The many young and not-so-young performers who attended Eugenio Barba’s explication of dramaturgy as practised by him and his staff and students at the Odin Teatret (Aula Magna, University of Malta’s Valletta campus), a famous theatre based in Denmark, must have been impressed as I was.
Varley has the difficult task of performing almost throughout without seeing- Paul Xuereb
With seriousness and perception, Barba introduced a work in progress, asked members of the audience to suggest “telegraphic” statements embodying the spirit of what they have just seen, and above all to conduct a public rehearsal of scenes from the work they have witnessed.
His comments on the three long stages comprising a student actor’s training and on the way in which an idea for a new work submitted by a performer goes through various layers of development before it is accepted and developed for performance were stimulating.
The work in progress, Ave Maria, features one of Barba’s senior actresses, a major figure at Odin Teatret, Julia Varley, and has been in preparation for some years.
Based on Varley’s desire to commemorate a famous Chilean actress, Maria Cànepa, the work developed under Barba’s influence into something much more complex, though Barba himself admitted that some who have seen it have criticised it for trying to be two different works at the same time.
Barba’s dominance as director and Varley’s carrying out, not without occasional symptoms of weariness, his requests to repeat a sequence several times until it met Barba’s expectations, showed what it is like to work in a theatrical environment where technical perfection is expected of the performer at all times.
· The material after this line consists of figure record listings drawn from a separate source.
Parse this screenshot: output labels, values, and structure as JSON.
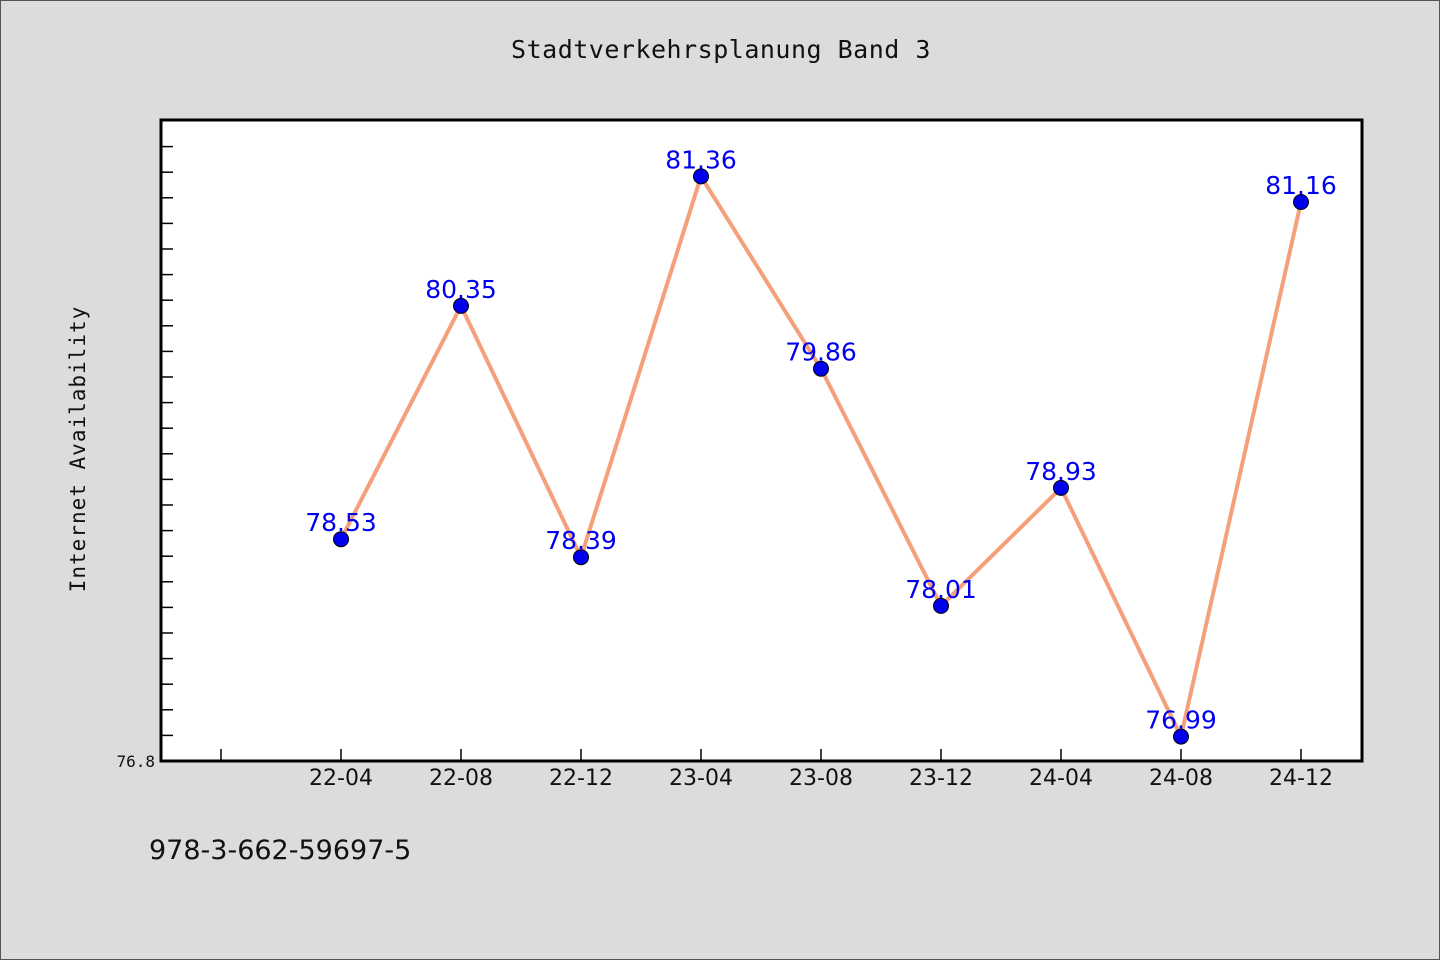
{
  "chart_data": {
    "type": "line",
    "title": "Stadtverkehrsplanung Band 3",
    "ylabel": "Internet Availability",
    "xlabel": "",
    "categories": [
      "22-04",
      "22-08",
      "22-12",
      "23-04",
      "23-08",
      "23-12",
      "24-04",
      "24-08",
      "24-12"
    ],
    "series": [
      {
        "values": [
          78.53,
          80.35,
          78.39,
          81.36,
          79.86,
          78.01,
          78.93,
          76.99,
          81.16
        ],
        "labels": [
          "78.53",
          "80.35",
          "78.39",
          "81.36",
          "79.86",
          "78.01",
          "78.93",
          "76.99",
          "81.16"
        ],
        "line_color": "#f4a07a",
        "marker_color": "#0000ee",
        "label_color": "#0000ee"
      }
    ],
    "ylim": [
      76.8,
      81.8
    ],
    "y_tick_label": "76.8",
    "grid": false,
    "legend": "none",
    "plot_background": "#ffffff",
    "page_background": "#dcdcdc"
  },
  "footer": {
    "isbn": "978-3-662-59697-5"
  }
}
There was only one moment when Varley, answering a question from the audience, said she was finding it difficult to perform when Barba’s reaction to the same movement was inconsistent from rehearsal to rehearsal, a statement on which Barba himself refrained from commenting.
I was able to attend the Tuesday morning session of the exercise, so I cannot comment on its continuation and completion on Wednesday.
Barba, a director and theatre theorist who has been celebrated for many years, is clearly a man with whom it must be a privilege to work but also who knows his mind very well and not easily crossed.
This man, now in his 70s but looking a good 10 years younger, is a man with a strong personality, a director who stamps his image on works developed by his performers from their own ideas and in their own way.
Malta has by now seen a number of Odin Teatret productions. I, for one, would welcome seeing more in the next few years.